This story was written primarily to get Susan and her grandfather together in a situation other than her house in the 23rd century and to explore their relationship more fully, as well as to introduce the baby as a fuller character. Until now she had not even been named. Now, I introduced the idea that Sukie, a diminutive of Susan, of course, keeping the names in the family, was both a hybrid, more Human than Gallifreyan, unlike their mother and brothers, and a potentially strong telepath whose skills would develop as she got older.

The title of the story was taken from a 1945 French film, Les Enfants du Paradis. The title came up in a list of Time Magazine’s “100 All Time Greatest Movies”. I don’t in fact, know a lot about the film, except that it was a romantic story about love and betrayal and was made during the German occupation of France virtually in secret. The title, however, intrigued me. The germ of an idea that the title suggested was then given a nudge by an episode of the Canadian Sci Fi series, Stargate Atlantis called “Childhood’s End” which featured a sort of Lord of the Flies community in which nobody got older than twenty-four because they committee suicide at that age for the good of the community. I had no intention of going down that sort of path in a story intended for the 7pm PG genre of Doctor Who, but a world inhabited by children was an intriguing idea and I thought about several variations on the theme before settling on the idea of adults who had reverted to children through the ‘Well of Life’. The dangers The Doctor immediately thought of, such as the Well being misused by the unscrupulous fell into place next, and I was already considering the possibility of a sequel in which his fears would be realised. But this was not going to be that sort of a story.

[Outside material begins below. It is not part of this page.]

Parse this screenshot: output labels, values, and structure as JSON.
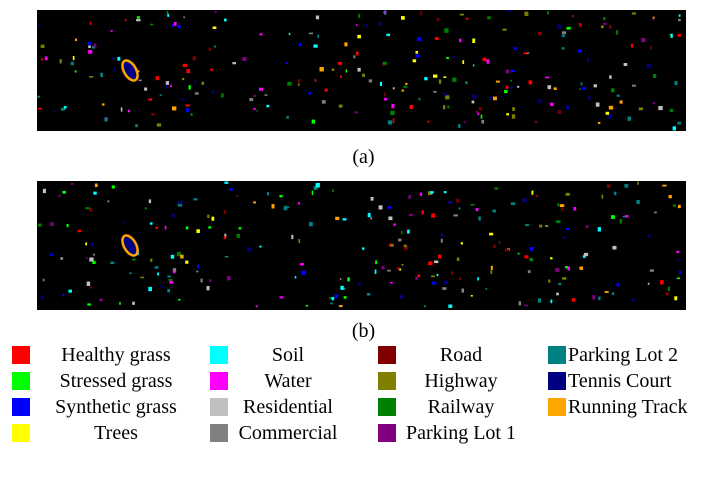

Wendy almost created herself. And of course The Doctor’s comment about ‘Lost Boys’ referenced the other obvious literary allusion after Lord of the Flies. But The Doctor’s reaction to Paradise once he had learnt all there was to know about it from Wendy was a surprising one. He did nothing. He acknowledged that the people had made their own choice, and it was a choice that was not harming anyone. Those, like Wendy, who wanted to grow up were not prevented from doing so. He was happy to leave them as they were. But his concern remained. The sequel possibility was set up as The Doctor left Wendy with a crystal that could signal him in the event of an emergency.